Would your future self be proud of present you?

I know that a lot of you will be pretty close to graduating, maybe you even have a graduate position lined up (yay full-time job!!!!) … regardless of where you are in your study or career journey, I think we can all agree that we’ve entered the stage of the year due for ‘reflection’.

If you use this time to take stock on your current career moves, I want you to ask yourself “Is what I’m working on right now helping me get to where I want to be?” “If someone asked me what I was doing right now, would I be proud?”

To put it bluntly: your career isn’t an instagram post, AKA it’s not something you can edit, tweak or delete. Which means everything you’re doing should a) make you feel proud to share if someone asks you b) make YOU feel proud, full stop.

If you forget what the ‘perfect’ career looks like, and instead focus on what your future self would benefit from – do you need to make any immediate changes or do your current goals align with your future dreams?

Here are some examples:

1 // Don’t shrug off your part-time job. 

As students, we have a tendency to shrug off ANY type of work that doesn’t involve us wearing office-type clothes. We don’t like talking about ‘working at a chocolate store’ for a year (#TrueStory), we skirt around our excellent ‘people skills’ because it would involve bringing up being a cashier at Kmart, the times that we volunteered for Parkrun ‘doesn’t count’ because it doesn’t directly relate to our business degree.

All of these examples are ridiculous, right!? We don’t jump suddenly from studying, to a full-time, 9-5 job without earning our way there … By. Working. Employers aren’t THAT crazy. They don’t expect you to flounce into an interview, as a recent graduate with 3+ years of experience from working directly in your field.

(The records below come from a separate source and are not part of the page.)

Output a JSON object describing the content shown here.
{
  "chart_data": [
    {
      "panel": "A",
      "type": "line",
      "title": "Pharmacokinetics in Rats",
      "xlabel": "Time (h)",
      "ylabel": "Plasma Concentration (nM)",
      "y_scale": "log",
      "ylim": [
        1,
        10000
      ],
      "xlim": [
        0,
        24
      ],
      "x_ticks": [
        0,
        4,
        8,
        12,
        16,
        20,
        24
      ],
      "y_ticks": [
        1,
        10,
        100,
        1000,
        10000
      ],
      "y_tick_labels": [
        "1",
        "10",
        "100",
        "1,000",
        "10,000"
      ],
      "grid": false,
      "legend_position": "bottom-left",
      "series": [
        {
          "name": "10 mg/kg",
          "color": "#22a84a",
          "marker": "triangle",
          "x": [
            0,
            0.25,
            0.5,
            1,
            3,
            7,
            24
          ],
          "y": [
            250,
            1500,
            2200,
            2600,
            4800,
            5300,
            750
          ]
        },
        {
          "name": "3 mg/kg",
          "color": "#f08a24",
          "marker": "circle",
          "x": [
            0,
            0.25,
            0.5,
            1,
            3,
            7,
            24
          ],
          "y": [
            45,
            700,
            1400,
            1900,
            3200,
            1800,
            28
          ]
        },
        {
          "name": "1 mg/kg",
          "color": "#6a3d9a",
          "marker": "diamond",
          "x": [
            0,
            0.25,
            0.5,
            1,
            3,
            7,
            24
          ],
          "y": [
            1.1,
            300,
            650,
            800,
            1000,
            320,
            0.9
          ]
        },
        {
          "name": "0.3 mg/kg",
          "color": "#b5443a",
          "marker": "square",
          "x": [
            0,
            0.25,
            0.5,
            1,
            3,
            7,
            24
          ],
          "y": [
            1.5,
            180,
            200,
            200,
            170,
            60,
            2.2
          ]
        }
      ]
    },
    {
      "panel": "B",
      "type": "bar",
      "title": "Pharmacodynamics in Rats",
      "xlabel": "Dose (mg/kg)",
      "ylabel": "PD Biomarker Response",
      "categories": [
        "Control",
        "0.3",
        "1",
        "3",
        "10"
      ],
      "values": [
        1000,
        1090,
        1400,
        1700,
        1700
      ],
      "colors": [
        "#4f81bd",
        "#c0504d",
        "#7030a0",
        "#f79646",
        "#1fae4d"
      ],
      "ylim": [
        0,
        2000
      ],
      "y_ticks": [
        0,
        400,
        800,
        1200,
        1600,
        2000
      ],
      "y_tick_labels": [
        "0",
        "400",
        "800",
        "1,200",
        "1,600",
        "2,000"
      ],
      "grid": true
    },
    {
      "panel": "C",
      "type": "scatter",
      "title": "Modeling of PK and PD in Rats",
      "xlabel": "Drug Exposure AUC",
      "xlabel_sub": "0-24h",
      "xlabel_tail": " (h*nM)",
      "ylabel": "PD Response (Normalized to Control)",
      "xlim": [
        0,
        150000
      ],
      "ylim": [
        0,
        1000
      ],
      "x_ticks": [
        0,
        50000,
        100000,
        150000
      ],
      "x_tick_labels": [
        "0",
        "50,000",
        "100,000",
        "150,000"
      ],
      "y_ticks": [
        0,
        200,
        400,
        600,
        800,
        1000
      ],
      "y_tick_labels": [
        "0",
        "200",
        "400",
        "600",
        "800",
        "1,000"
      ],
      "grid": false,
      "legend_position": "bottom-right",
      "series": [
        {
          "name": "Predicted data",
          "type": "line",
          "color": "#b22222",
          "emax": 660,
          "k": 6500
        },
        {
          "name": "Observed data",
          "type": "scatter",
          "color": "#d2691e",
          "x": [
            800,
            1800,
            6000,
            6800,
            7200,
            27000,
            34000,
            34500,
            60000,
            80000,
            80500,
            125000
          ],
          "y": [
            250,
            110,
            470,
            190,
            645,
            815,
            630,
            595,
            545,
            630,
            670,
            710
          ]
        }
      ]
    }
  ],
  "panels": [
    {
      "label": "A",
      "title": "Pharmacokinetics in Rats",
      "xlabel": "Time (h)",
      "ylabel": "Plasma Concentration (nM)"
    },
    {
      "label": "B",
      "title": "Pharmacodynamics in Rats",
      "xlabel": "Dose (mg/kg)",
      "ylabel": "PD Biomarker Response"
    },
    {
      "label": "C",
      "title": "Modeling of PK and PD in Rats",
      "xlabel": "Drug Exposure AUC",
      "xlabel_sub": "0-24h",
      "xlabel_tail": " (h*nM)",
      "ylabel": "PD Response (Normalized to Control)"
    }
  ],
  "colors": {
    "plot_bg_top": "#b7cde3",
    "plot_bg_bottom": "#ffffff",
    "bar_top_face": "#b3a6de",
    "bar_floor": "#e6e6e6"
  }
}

So why do we expect this of ourselves? Your part-time job directly relates to your career – because it proves you can commit to a job, and stick to it, that you can handle challenges and that you can contribute to a team environment … the very basics of a full-time job. On top of that – don’t discredit any experience you gain at your part-time job, at internships or in volunteer roles, we’ve talked about this countless amounts of times at generationYOU, see here, here and here.

2 // Have you asked yourself what YOU actually want once you graduate? 

There’s a hell of a lot of pressure to graduate and land a position at the Big 4 (or any graduate program to be honest), an entry-level role or to do anything that shows your time at uni wasn’t a big ‘waste’.

That pressure can sometimes force you to overlook what you actually want to be doing once you complete your 15th (or 16th) year of education. *Whew* Those are big numbers, right?

If travelling is something you have marked as a priority, then it’s probably best if you don’t land yourself a position where it’s a faux pas to suddenly ask for 3 months off to ‘find yourself’.

It might work out in your favour to stay at your part-time job and have a decent chunk of $$$ behind you, before planning an epic trip overseas!

3 // You can still be insanely proud of your job, even if it’s with an ‘unknown’. 

Ahhhh the age old debate “will something better be coming around?”. The problem with that question is most of the time it leaves the person asking it, stranded by the wayside with little to no opportunities left.

As a graduate, opportunities are few and afar – I’m not kidding – regardless of what industry you’re in, it’s competitive, and come Dec/Jan, ALL workplaces will be inundated with applicant upon applicant.

There are a lot of companies (small and large), who may not have been on your radar, but who are doing awesome things in your industry. Likewise – there may be a lot of companies who are not yet established, and are looking for team players who want to be an integral part of their growth.

Push yourself to look for opportunities outside of your immediate industry circle. If you’re lucky enough to land an interview or an offer from either of the above companies – you might want to triple-check your hesitance!! Sometimes the best lucky breaks (and the type of career-building breaks) are the ones that are dressed up as unknowns.

4 // Pride can come from things outside of your job.

Sure, there are times when we get into something and then realise it was 100% not what we thought it would be. And that’s fine. What isn’t okay, is bailing out on something when it gets a little bit tough.

**Hard Truth Alert** Your job doesn’t have to be everything all the time – in fact if it’s paying your bills and you’re gaining experience, then it’s probably worthwhile sticking it out.

The extra little ‘side-hustles’ or hobbies that you had at uni, don’t have to be shut down and forgotten about once you enter the workforce. In fact, we would argue that to maintain your sanity – you keep doing at least one or two things (within your capacity), that helps to fuel your fire.

For example, if there is a particular not-for-profit organisation that you want to volunteer with/for – there’s nothing stopping you from approaching them. Discuss your availability, bearing in mind that you need to keep your performance at work a priority.